Piping Plover

After several minutes, I left the Red Knots and walked further east along the beach, passing more Willets, gulls, and one Forster’s Tern standing along the edge of the surf. Around a long, shallow tidal pool, several Sanderlings and Dunlins were foraging, and with them was a small, pale bird that I can’t help describing as cute and endearing. A Piping Plover.

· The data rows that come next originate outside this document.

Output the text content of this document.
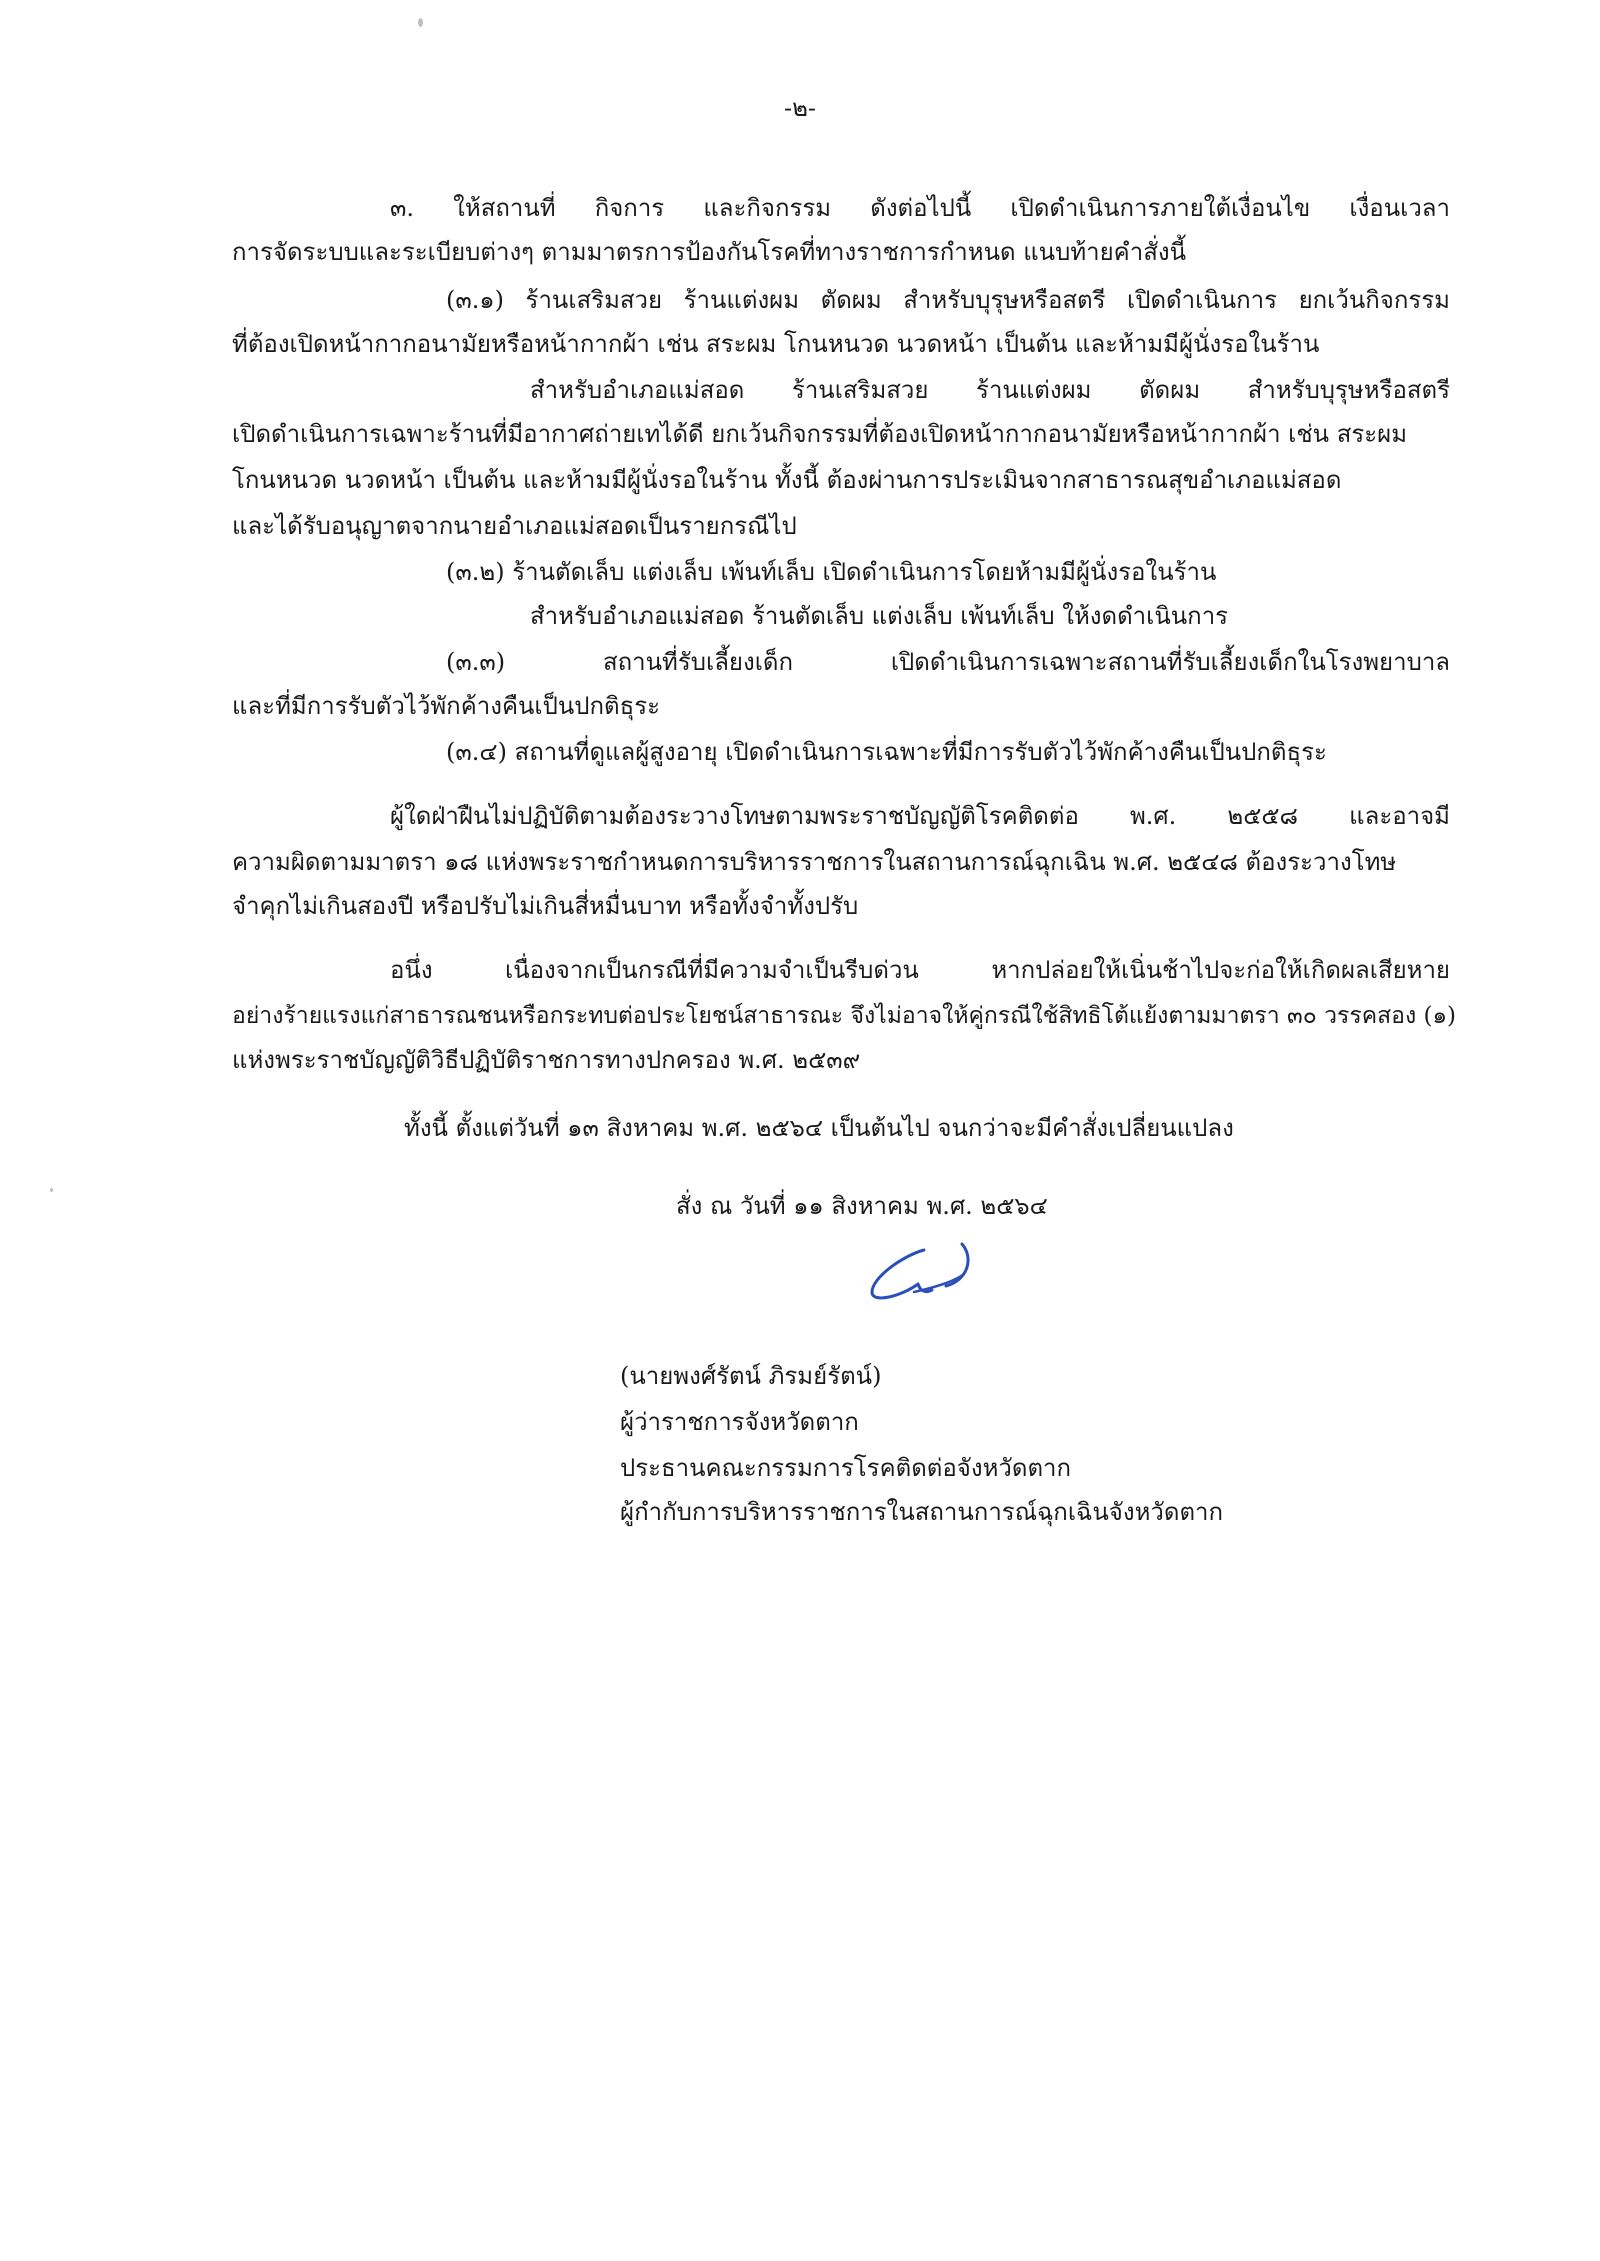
-๒-
๓. ให้สถานที่ กิจการ และกิจกรรม ดังต่อไปนี้ เปิดดำเนินการภายใต้เงื่อนไข เงื่อนเวลา
การจัดระบบและระเบียบต่างๆ ตามมาตรการป้องกันโรคที่ทางราชการกำหนด แนบท้ายคำสั่งนี้
(๓.๑) ร้านเสริมสวย ร้านแต่งผม ตัดผม สำหรับบุรุษหรือสตรี เปิดดำเนินการ ยกเว้นกิจกรรม
ที่ต้องเปิดหน้ากากอนามัยหรือหน้ากากผ้า เช่น สระผม โกนหนวด นวดหน้า เป็นต้น และห้ามมีผู้นั่งรอในร้าน
สำหรับอำเภอแม่สอด ร้านเสริมสวย ร้านแต่งผม ตัดผม สำหรับบุรุษหรือสตรี
เปิดดำเนินการเฉพาะร้านที่มีอากาศถ่ายเทได้ดี ยกเว้นกิจกรรมที่ต้องเปิดหน้ากากอนามัยหรือหน้ากากผ้า เช่น สระผม
โกนหนวด นวดหน้า เป็นต้น และห้ามมีผู้นั่งรอในร้าน ทั้งนี้ ต้องผ่านการประเมินจากสาธารณสุขอำเภอแม่สอด
และได้รับอนุญาตจากนายอำเภอแม่สอดเป็นรายกรณีไป
(๓.๒) ร้านตัดเล็บ แต่งเล็บ เพ้นท์เล็บ เปิดดำเนินการโดยห้ามมีผู้นั่งรอในร้าน
สำหรับอำเภอแม่สอด ร้านตัดเล็บ แต่งเล็บ เพ้นท์เล็บ ให้งดดำเนินการ
(๓.๓) สถานที่รับเลี้ยงเด็ก เปิดดำเนินการเฉพาะสถานที่รับเลี้ยงเด็กในโรงพยาบาล
และที่มีการรับตัวไว้พักค้างคืนเป็นปกติธุระ
(๓.๔) สถานที่ดูแลผู้สูงอายุ เปิดดำเนินการเฉพาะที่มีการรับตัวไว้พักค้างคืนเป็นปกติธุระ
ผู้ใดฝ่าฝืนไม่ปฏิบัติตามต้องระวางโทษตามพระราชบัญญัติโรคติดต่อ พ.ศ. ๒๕๕๘ และอาจมี
ความผิดตามมาตรา ๑๘ แห่งพระราชกำหนดการบริหารราชการในสถานการณ์ฉุกเฉิน พ.ศ. ๒๕๔๘ ต้องระวางโทษ
จำคุกไม่เกินสองปี หรือปรับไม่เกินสี่หมื่นบาท หรือทั้งจำทั้งปรับ
อนึ่ง เนื่องจากเป็นกรณีที่มีความจำเป็นรีบด่วน หากปล่อยให้เนิ่นช้าไปจะก่อให้เกิดผลเสียหาย
อย่างร้ายแรงแก่สาธารณชนหรือกระทบต่อประโยชน์สาธารณะ จึงไม่อาจให้คู่กรณีใช้สิทธิโต้แย้งตามมาตรา ๓๐ วรรคสอง (๑)
แห่งพระราชบัญญัติวิธีปฏิบัติราชการทางปกครอง พ.ศ. ๒๕๓๙
ทั้งนี้ ตั้งแต่วันที่ ๑๓ สิงหาคม พ.ศ. ๒๕๖๔ เป็นต้นไป จนกว่าจะมีคำสั่งเปลี่ยนแปลง
สั่ง ณ วันที่ ๑๑ สิงหาคม พ.ศ. ๒๕๖๔
(นายพงศ์รัตน์ ภิรมย์รัตน์)
ผู้ว่าราชการจังหวัดตาก
ประธานคณะกรรมการโรคติดต่อจังหวัดตาก
ผู้กำกับการบริหารราชการในสถานการณ์ฉุกเฉินจังหวัดตาก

It was dabbling in the shallow water with one foot, stirring up the water and sand, in search of food. A very pale-sand color and white, with thin orange legs and neat black markings, a Piping Plover almost looks like a charming little ghost in the sand, especially in its paler winter plumage. This one was a very small, plump bird with a round head and a plain, pale face with dark eyes, a small black bill, and a short coal-black forehead band. A single, narrow black band encircled the neck. At the base of its bill I could see just a small spot of orange.

For several minutes I stood still and watched as it scurried to different spots, stirring water in the edges of the tidal pools and running quickly and lightly for short distances, then stopping and pecking at the sand. I never walked closer to it, but several times it came close to me, running up quickly, all around me, maybe just foraging, but it often has seemed to me that Piping Plovers are somewhat curious in their behavior and not too shy.

Piping Plovers are considered threatened or endangered in almost all of their range, mostly because of disturbance from human activity and development of beach habitat, especially in their nesting areas.